Invent your future at UAA

As the American computer scientist Alan Kay said: “The best way to predict the future is to invent it”. It should be clear today that the pandemic has changed a lot. Our workforce is undergoing tremendous transformation and upheaval, and career and employment opportunities are opening up before our eyes.

There’s so much we don’t yet know about what the workforce of tomorrow will look like, but at the University of Alaska Anchorage, we’re providing the tools to help students of all ages and ages. skills to chart a new course.

The pandemic has created an increase in demand for new healthcare resources, and our university is the largest provider of healthcare training in Alaska. In response, the College of Health at UAA now offers more than 45 certificates or degree program options in healthcare. We are also expanding our ability to train more nurses, physician assistants, CNA, sonographers and first responders to help meet Alaska’s health care needs and growing interest in Alaskan medical careers.

Since the onset of the pandemic, the UAA has offered a unique set of community health resources. We have trained hundreds of Alaska state contact tracers, served as a clearinghouse for state and local governments for best practices in public health, epidemiology, and healthcare policy , and converted the Alaska Airlines Center into a short-term emergency response space. .

Within the UAA’s family of campuses in south-central Alaska, we offer students a flexible approach to learning in person, online, or a hybrid of the two. Fifty-five percent of our courses are hybrid or fully online, and 45% are in-person.

Beyond healthcare, people are re-launching their careers in a wide range of industries and fields, and turning to UAA for the training they need to take them to the next level. Where people once thought, almost bizarrely, that we would work from home during the first few weeks of the pandemic, we are now seeing record job turnover as people leave their current jobs to find a new path, be it higher wages, more flexibility or remote capabilities. CNBC reports that one in four American workers left their jobs in 2021, a substantial increase even from 2019.
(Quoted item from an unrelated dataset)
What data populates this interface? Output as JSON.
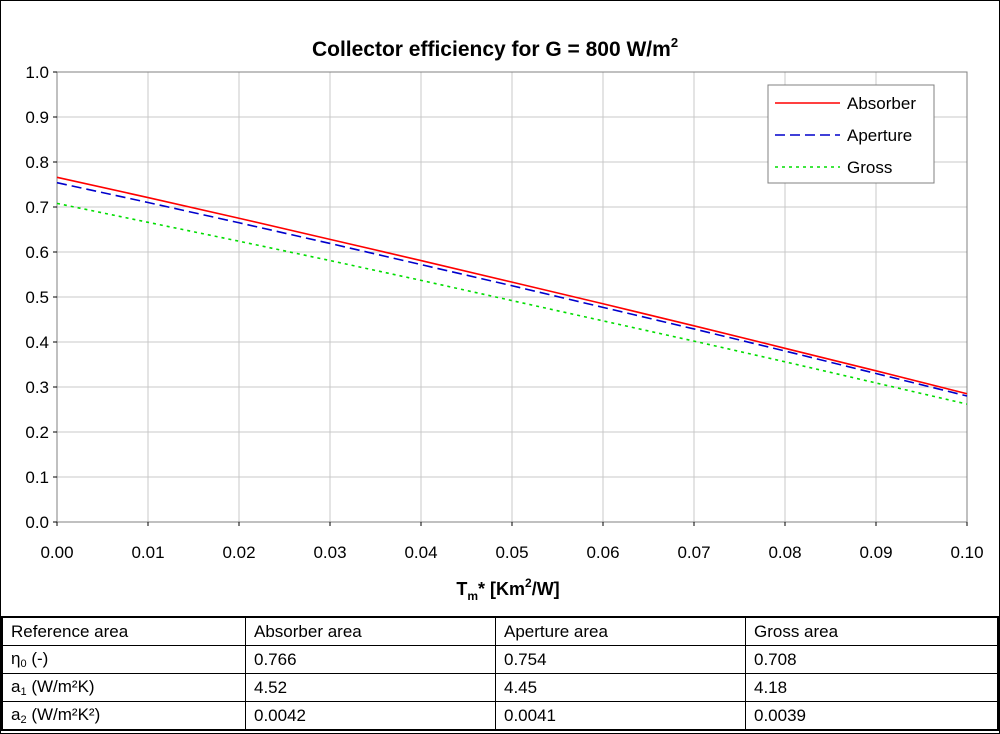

UAA offers a wide range of options, including career certificates focused on construction, information technology, accounting, transportation, and more. UAA offers leading career and technology programs in aviation, real estate administration and business management. From pastry chefs to welders, the UAA provides Alaskans with quality education and technical training to foster individual growth and a diverse economy. Recognizing that many Alaskans make a mid-career change, UAA offers students flexible full-time and part-time programs to meet the time demands of a busy life. Today’s registrants want to start a new career path without having to wait for a once-a-year start, and many UAA programs can launch in January, May, or September.

UAA’s fully accredited programs leverage Anchorage’s role as the state’s hub for transportation, communications, healthcare, engineering, and finance. We have forged many collaborative relationships with major Alaska employers to shape our programs and provide students with a blend of classroom experience and hands-on experience. Due to the size of our state and the distance from other metropolitan areas, the UAA offers more than you will find at other similarly sized institutions, reflecting the ingenuity that makes Alaska special and unique. .

Communities that are home to a strong university are more resilient in difficult economic times. The UAA fuels economic development and stimulates innovation through in-depth research and practical professional skills. UAA’s mission is to transform lives through teaching, research, community engagement and creative expression in a diverse and inclusive environment.

Our spring course offers are now online; registration is ongoing for current students and open registration begins November 22. Classes start in January. Come invent your future at UAA.

Sean Parnell is Chancellor of the University of Alaska Anchorage. He previously served as governor and lieutenant governor of Alaska.